O Brasil é uma superpotência no campo das exportações, que detém uma fatia considerável do mercado, mas o país deve esperar uma forte concorrência dos países que têm baixos custos de produção, como a Índia e a China. Para que o Brasil continue competitivo é fundamental que se busquem preços mais baixos de produção e maior controle dos gastos. Além disso, a moeda de vocês anda bem valorizada com relação ao dólar, por isso os agricultores brasileiros precisam se esforçar para manter os custos baixos. Dentro desse contexto, os defensivos genéricos são fundamentais e se tornam uma necessidade urgente. Imaginem se o produtor brasileiro conseguisse economizar U$ 10 por hectare. Numa projeção total, vocês poderiam economizar cerca de U$ 500 milhões.
Foi publicado um decreto que altera a legislação agrícola brasileira e simplifica o registro da fabricação de defensivos genéricos…
Eu tomei conhecimento aqui na CNA do teor deste decreto e quero parabenizar o Brasil pelo texto. Na Índia, nós temos uma resolução similar a esta, mas que não é tão clara quanto a que foi aprovada aqui. Eu acredito que a qualidade do decreto provém do fato desta confederação (CNA) estar ativamente presente no processo, junto aos órgãos executivo e legislador. Minha intenção inclusive é levar o modelo deste decreto para mostrar como fazer nesta área. Isso vai dar uma grande ajuda aos países em desenvolvimento.
Em relação ao meio ambiente, como a agricultura deve ser pensada?
Essa questão do meio ambiente é muito importante, porque é recorrente na agricultura. Aqui mesmo, no Brasil, tivemos uma importante sinalização sobre isso, em 1992, com o documento da Eco-92. A Declaração do Rio de Janeiro em 1992 sobre Meio Ambiente e Desenvolvimento, assinada por mais de 130 países, preconiza um importante aspecto para países em desenvolvimento. O princípio 11 da declaração destaca que os padrões ambientais e as prioridades dos países em desenvolvimento não devem ser iguais aos aplicados nos países desenvolvidos. Os padrões devem refletir o contexto de meio ambiente e desenvolvimento dos países aos quais se aplicam. O que eu quero dizer é que os padrões aplicados aos países desenvolvidos podem ser inapropriados e com custos elevados especificamente aos países em desenvolvimento. Nós, na Índia, seguimos este princípio da declaração, e sofremos grande pressão por causa disso. O que tem de ficar claro é que o meio ambiente precisa ser considerado. Ele é vital, mas os padrões aplicados não devem custar mais caro que as prioridades locais. Na minha opinião, o Brasil também deveria seguir à risca esse princípio que foi assinado no Rio de Janeiro. É fundamental que os agricultores e formuladores de políticos trabalhem para garantir esses direitos.

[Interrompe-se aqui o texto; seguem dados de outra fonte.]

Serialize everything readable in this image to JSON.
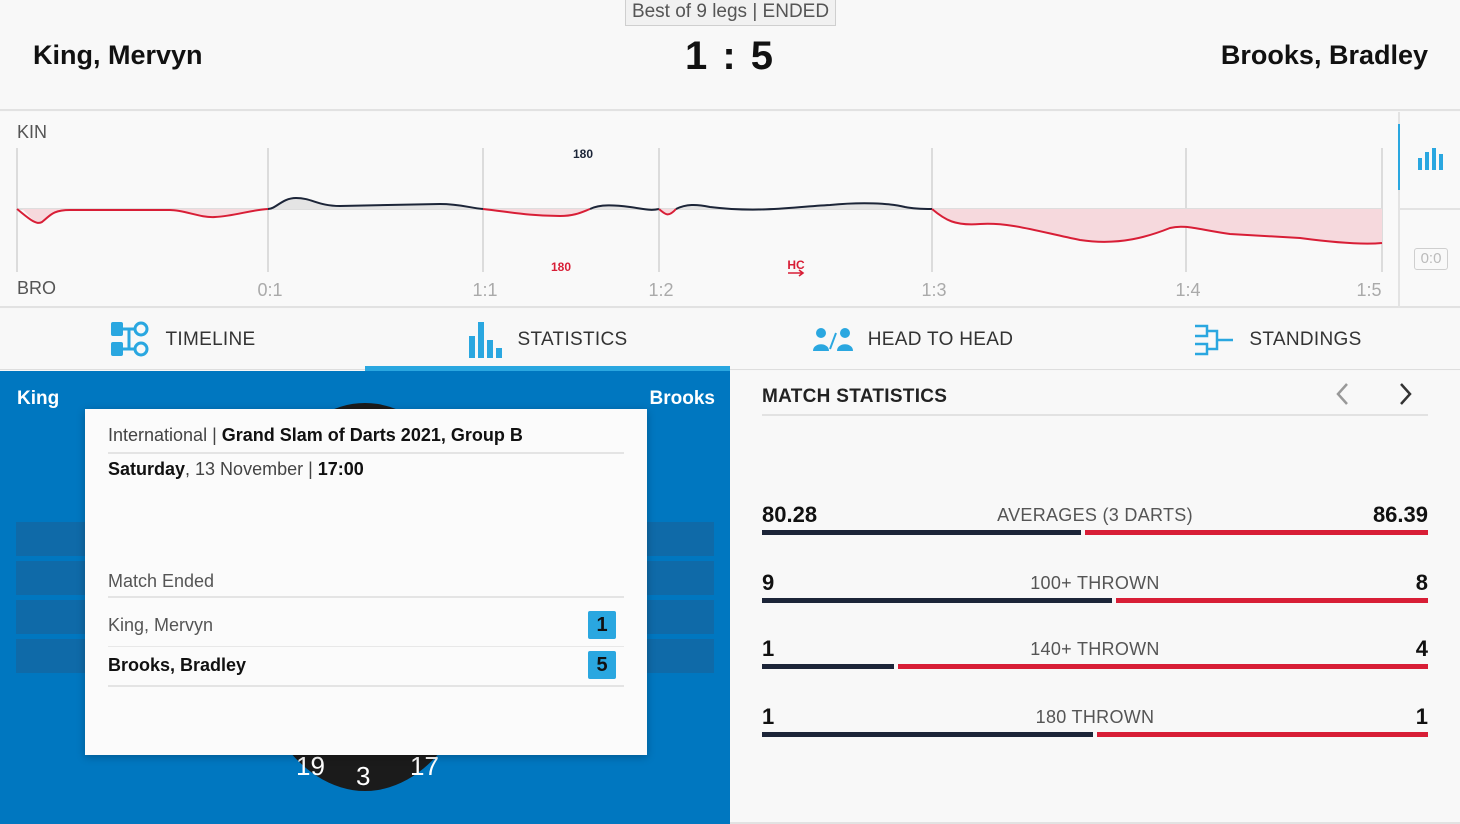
{
  "header": {
    "format": "Best of 9 legs | ENDED",
    "player_left": "King, Mervyn",
    "player_right": "Brooks, Bradley",
    "score_left": "1",
    "score_sep": ":",
    "score_right": "5"
  },
  "timeline": {
    "top_label": "KIN",
    "bottom_label": "BRO",
    "leg_ticks": [
      "0:1",
      "1:1",
      "1:2",
      "1:3",
      "1:4",
      "1:5"
    ],
    "annotation_top": "180",
    "annotation_bottom_1": "180",
    "annotation_bottom_2": "HC",
    "reset_label": "0:0",
    "colors": {
      "king_line": "#1c2538",
      "brooks_line": "#d81e36",
      "brooks_fill": "#f6d9dd",
      "king_fill": "#e2e2e2"
    }
  },
  "tabs": [
    {
      "label": "TIMELINE",
      "icon": "timeline-icon",
      "active": false
    },
    {
      "label": "STATISTICS",
      "icon": "bar-chart-icon",
      "active": true
    },
    {
      "label": "HEAD TO HEAD",
      "icon": "head-to-head-icon",
      "active": false
    },
    {
      "label": "STANDINGS",
      "icon": "bracket-icon",
      "active": false
    }
  ],
  "board": {
    "name_left": "King",
    "name_right": "Brooks",
    "numbers": [
      "19",
      "3",
      "17"
    ]
  },
  "info_card": {
    "category": "International",
    "sep": " | ",
    "tournament": "Grand Slam of Darts 2021, Group B",
    "weekday": "Saturday",
    "date": ", 13 November",
    "time": "17:00",
    "status": "Match Ended",
    "rows": [
      {
        "name": "King, Mervyn",
        "score": "1"
      },
      {
        "name": "Brooks, Bradley",
        "score": "5"
      }
    ]
  },
  "stats": {
    "title": "MATCH STATISTICS",
    "rows": [
      {
        "label": "AVERAGES (3 DARTS)",
        "left": "80.28",
        "right": "86.39",
        "left_value": 80.28,
        "right_value": 86.39
      },
      {
        "label": "100+ THROWN",
        "left": "9",
        "right": "8",
        "left_value": 9,
        "right_value": 8
      },
      {
        "label": "140+ THROWN",
        "left": "1",
        "right": "4",
        "left_value": 1,
        "right_value": 4
      },
      {
        "label": "180 THROWN",
        "left": "1",
        "right": "1",
        "left_value": 1,
        "right_value": 1
      }
    ],
    "colors": {
      "left": "#1c2538",
      "right": "#d81e36"
    }
  }
}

E a questão do aquecimento global?
Devemos adotar práticas sustentáveis e de proteção ambiental, mas a agricultura não agrava os problemas que já existem. Quero ressaltar que a Índia, que tem uma renda per capita de U$ 450 por ano e uma população de 1,1 bilhão de habitantes, não pode ser comparada, por exemplo, com a Suíça, que tem U$ 33 mil de renda per capita e oito milhões de habitantes. Temos que seguir o que é correto para cada país. Por isso, nós tomamos as decisões que são boas para o nosso país. O aquecimento global é uma questão mundial e precisa ser discutido, tanto na agricultura quanto em qualquer outro segmento produtivo. Não negligenciamos a questão ambiental, mas para mim o principal objetivo da agricultura é servir ao seu povo. Na Índia, a questão mais importante é alimentar 1,1 bilhão de habitantes. Esse é o nosso desafio.